Claimant was regularly assigned to a Senior Clerk position in the Mechanical Department at Kansas City, Kansas. According to Claimant, in the past, he performed duties associated with bulletining shop craft positions as well as the displacement and assignment of shop craft employees. These duties are listed on prior bulletins advertising his job. Claimant also asserted that a substantial number of changes in shop craft jobs generated a heavy work load necessitating Claimant to perform a large amount of overtime service to complete the task of assigning shop craft employees.
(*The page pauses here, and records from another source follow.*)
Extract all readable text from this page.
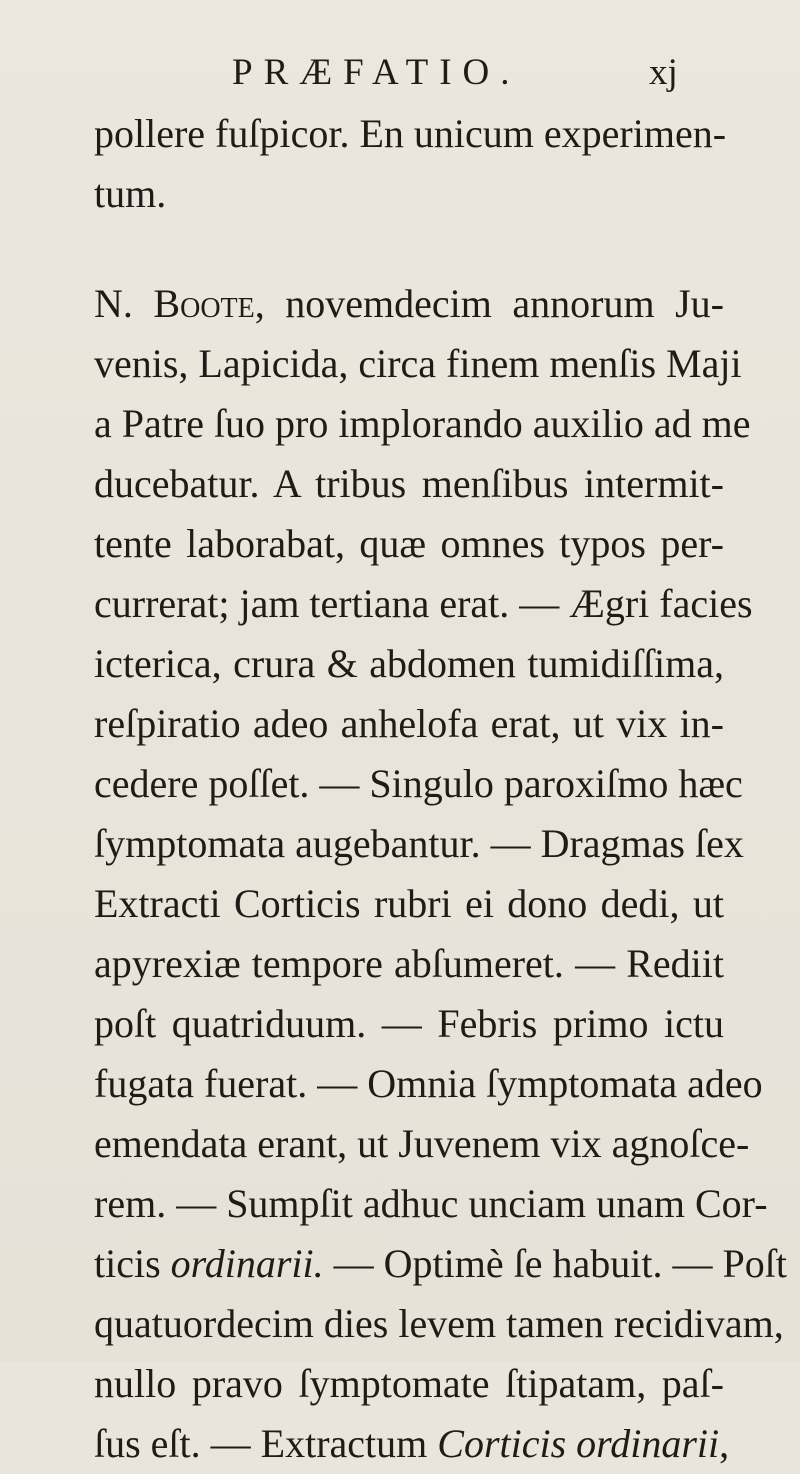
PRÆFATIO.	xj
pollere fuſpicor. En unicum experimen-
tum.
N. Boote, novemdecim annorum Ju-
venis, Lapicida, circa finem menſis Maji
a Patre ſuo pro implorando auxilio ad me
ducebatur. A tribus menſibus intermit-
tente laborabat, quæ omnes typos per-
currerat; jam tertiana erat. — Ægri facies
icterica, crura & abdomen tumidiſſima,
reſpiratio adeo anhelofa erat, ut vix in-
cedere poſſet. — Singulo paroxiſmo hæc
ſymptomata augebantur. — Dragmas ſex
Extracti Corticis rubri ei dono dedi, ut
apyrexiæ tempore abſumeret. — Rediit
poſt quatriduum. — Febris primo ictu
fugata fuerat. — Omnia ſymptomata adeo
emendata erant, ut Juvenem vix agnoſce-
rem. — Sumpſit adhuc unciam unam Cor-
ticis ordinarii. — Optimè ſe habuit. — Poſt
quatuordecim dies levem tamen recidivam,
nullo pravo ſymptomate ſtipatam, paſ-
ſus eſt. — Extractum Corticis ordinarii,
During the period from September 7, 1989 through September 13, 1989, the Carrier prepared for a major reorganization of its Kansas City shops affecting approximately 450 shop craft employees. The Carrier had slated all shop craft jobs for abolition on September 17, 1989, with reestablishment of new positions effective September 18, 1989. On September 7, the Shop Superintendent instructed the Local Chairmen and Committeemen of the various shop craft labor organizations to handle the advertisements, displacements and assignments of employees affected by the reorganization within their respective crafts. Claimant handled the displacement and reassignment of three laborer positions as well as shop craft employees from all crafts who were on vacation or a leave of absence during the reorganization. According to the organization, the local union officers for the shop craft unions spent an aggregate of 275 hours to perform the displacement and assignment work. Claimant contends that he could have completed this project by working 56 hours before and after his regularly assigned shifts between September 7 and September 13, 1989. Thus, Claimant seeks 56 hours at the overtime rate of pay.
On the property, the organization relied on Rule 32-G which gives preference to the occupant of a position to perform overtime service before and after the regularly assigned shift where the work to be performed is of the same class of work that the occupant usually performs. Unlike Rule 32-E, which governs the assignment of overtime work that is not part of any regular assignment, the organization must first prove systemwide exclusivity over work covered by Rule 32-G. Third Division Award 27569. Rule 32-E was not raised on the property and, therefore, this Board may not consider the organization's Rule 32-E arguments for the first time on appeal. Form 1 Award No. 29530
With regard to Rule 32-G, the Organization failed to muster sufficient proof that clerical employees exclusively performed the disputed work on a systemwide basis. Regardless of whether or not Claimant historically performed the work at the Kansas City shops, the record does not contain sufficient evidence that the disputed work is performed across the Carrier's system by clerical employees. Furthermore, it is highly likely that local chairmen for the various shop craft labor organizations are intimately involved in the movements of their members from job to job under the displacement and assignment rules in their Agreements.